In a team there are players between $18$ until $25$ years old. How many at least it must be to take part in one excursion, as that it will be sure that will be at least 10 persons same age and same gender?

What I did like this I try solve it. I believe I am wrong; if you can help me... I take $x$ persons out of $10$ so it will give me $9$. And $9$ is the worst case so $$\left\lceil \frac x{10} \right\rceil = \lceil9\rceil \implies \lceil x \rceil = \lceil 9\cdot10 \rceil = \lceil 90 \rceil.$$ I feel I am wrong.

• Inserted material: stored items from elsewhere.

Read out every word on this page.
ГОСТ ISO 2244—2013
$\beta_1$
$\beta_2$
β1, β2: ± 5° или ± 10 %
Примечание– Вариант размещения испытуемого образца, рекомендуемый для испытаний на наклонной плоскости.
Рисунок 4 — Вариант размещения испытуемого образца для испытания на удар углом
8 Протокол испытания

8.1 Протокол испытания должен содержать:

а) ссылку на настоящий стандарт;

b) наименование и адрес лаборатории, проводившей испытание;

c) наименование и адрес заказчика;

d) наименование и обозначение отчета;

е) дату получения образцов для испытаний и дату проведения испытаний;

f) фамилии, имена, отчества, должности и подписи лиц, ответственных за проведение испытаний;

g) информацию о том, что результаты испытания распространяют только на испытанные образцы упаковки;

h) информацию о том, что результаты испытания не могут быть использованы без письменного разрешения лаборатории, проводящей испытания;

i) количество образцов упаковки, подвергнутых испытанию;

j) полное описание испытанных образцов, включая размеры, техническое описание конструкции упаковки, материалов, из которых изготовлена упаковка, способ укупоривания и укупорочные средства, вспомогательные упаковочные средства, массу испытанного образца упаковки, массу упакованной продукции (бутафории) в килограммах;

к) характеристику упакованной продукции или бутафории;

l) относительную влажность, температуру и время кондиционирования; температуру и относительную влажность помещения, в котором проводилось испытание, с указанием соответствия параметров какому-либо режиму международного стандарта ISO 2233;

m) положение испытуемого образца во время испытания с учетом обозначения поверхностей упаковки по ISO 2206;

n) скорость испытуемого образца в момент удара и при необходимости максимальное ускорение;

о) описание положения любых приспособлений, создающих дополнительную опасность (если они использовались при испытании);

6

Can you help me?

Answer 1

Your holes are elements of form (age, gender). There are (25 - 18 + 1) * 2 = 16 possible configurations. Now we use strong version of pigeon hole principle:

Let q1, q2, ..., qn be positive integers. If

$ q_{1}+q_{2}+\cdots +q_{n}- n+1$ objects are distributed into n boxes, then either the first box contains at least $q_1$ objects, or the second box contains at least $q_2$ objects, ..., or the nth box contains at least $q_n$ objects

by this theorem you can check that distributing 145 object into 16 holes can give you at lest on hole with 10 objects. If you distrubute less then 145 there exists configuration where no hole has 10 object ie. for 144 every hole could have 9 objects.